15:28I'll just retry it whenever it fails." And that works really, really well when things don't fail all that often and retrying it is item potent or does nothing, right? So, doing it twice is totally fine. Whereas, for example, if we fly down to Disneyland twice, my bank account will notice that I have flown down to Disneyland twice and I will have
15:50someh [sighs] not exactly unpleasant conversations, but I'll have to like cut back on something else like, you know, sparkly dresses or something and that's just terrible, right? We we we have to we have to do things in order. Um, sorry, side effects matter. Okay, so why does this matter, right? In general, what what do we need to come out of this,
16:09right? So, Spark is not the one true ring. It is not going to solve all of our problems. And anyone who tells you whatever they have is the one true solution to all of your data problems is probably trying to sell you something.
16:21And they're probably not doing a very good job of selling it to you either.
16:24Right? Spark is really, really awesome, but it is not for everything. If we try and use Spark to process financial payments, this is probably going to go pretty poorly. If we try and use Spark to handle records that are too large, it's going to fall over.

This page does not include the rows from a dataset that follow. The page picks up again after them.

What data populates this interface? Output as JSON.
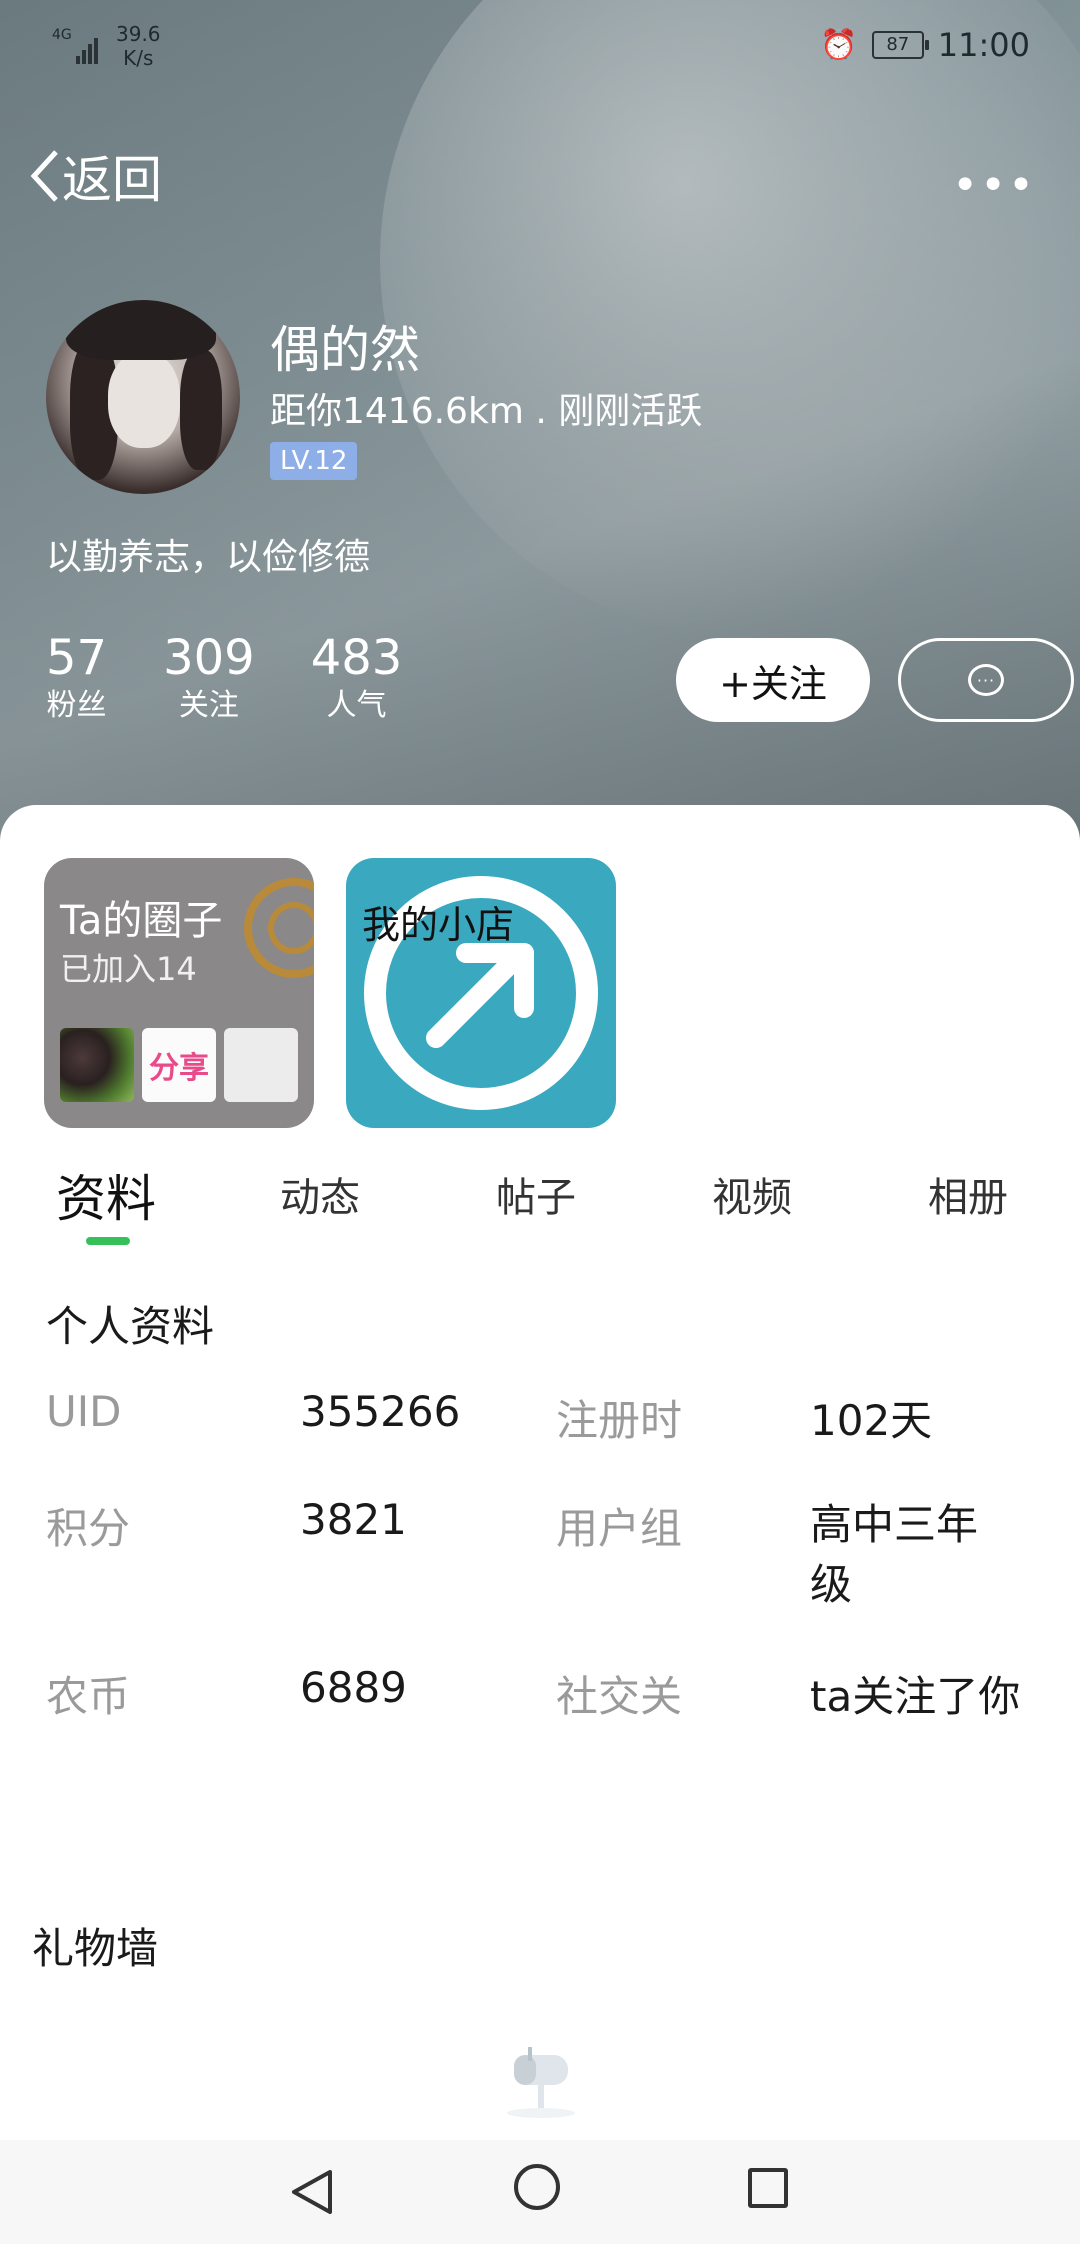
{
  "status": {
    "network": "4G",
    "speed_value": "39.6",
    "speed_unit": "K/s",
    "battery": "87",
    "time": "11:00"
  },
  "topbar": {
    "back_label": "返回",
    "more": "•••"
  },
  "profile": {
    "name": "偶的然",
    "distance": "距你1416.6km . 刚刚活跃",
    "level": "LV.12",
    "bio": "以勤养志，以俭修德"
  },
  "stats": [
    {
      "num": "57",
      "label": "粉丝"
    },
    {
      "num": "309",
      "label": "关注"
    },
    {
      "num": "483",
      "label": "人气"
    }
  ],
  "actions": {
    "follow": "+关注"
  },
  "cards": {
    "circle": {
      "title": "Ta的圈子",
      "sub": "已加入14",
      "thumb2": "分享"
    },
    "shop": {
      "title": "我的小店"
    }
  },
  "tabs": [
    "资料",
    "动态",
    "帖子",
    "视频",
    "相册"
  ],
  "info": {
    "title": "个人资料",
    "rows": [
      {
        "l1": "UID",
        "v1": "355266",
        "l2": "注册时",
        "v2": "102天"
      },
      {
        "l1": "积分",
        "v1": "3821",
        "l2": "用户组",
        "v2": "高中三年级"
      },
      {
        "l1": "农币",
        "v1": "6889",
        "l2": "社交关",
        "v2": "ta关注了你"
      }
    ]
  },
  "gift": {
    "title": "礼物墙"
  },
  "colors": {
    "accent_green": "#37c05a",
    "level_badge": "#8eaee8",
    "shop_blue": "#3aa8bf"
  }
}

If we try and use Spark without an ops team, I'm gonna
16:43get woken up at three o'clock in the morning. And all of these things will be terrible. But the important thing here is that one machine parallelism can get you pretty far, right? We can do a lot of really cool things with the 56 CPU machine. And you can buy those or rent those for incredibly affordable prices.
17:02And in fact, I am currently trying to offload one 56 CPU machine. So, if anyone is looking for a 2U 56 CPU machine as well, give me a call. Um, scaling before you need to has a real cost, right? I see a lot of people use Spark because they're like, I'm going to have really big data, right? Because
17:22it's the it's the American fallacy, right? We are all temporarily poor millionaires who will very soon be millionaires, of course, and you know, uh, stock market go up, number go up, great success. But just because we might have really big data in the future does not mean that we need to use really huge scaling tools right away. Um the most important
17:46message that I want to leave you with today is that you should buy several copies of my books. Right? If you go to amazon.com or anywhere that fine books are sold, uh you can buy several copies today with your corporate credit card.
18:01Okay. Um, I looks like I am actually early. So, I have one minute and 48 seconds left. Uh, but we're gonna go to this last slide and I am probably going to disappear unless anyone has a question for my remaining 1 minute and 35 seconds. Does anyone have a like one minute long question?
18:22No. Okay. Thank you all so much for coming right after lunch. If anyone wants to find me to ask me questions in private, maybe you know you've got a Spark deployment and you've got an out of memory exception and you want someone to explain it to you. Uh definitely don't look for me. Uh but if you have a
18:39more fun problem or for example, buckets of money, uh you can come find me in this sparkly dinosaur dress. I will be out in the hallway drinking coffee if it's still available or if it's not, I will be out in the hallway looking for coffee wishing it was still available.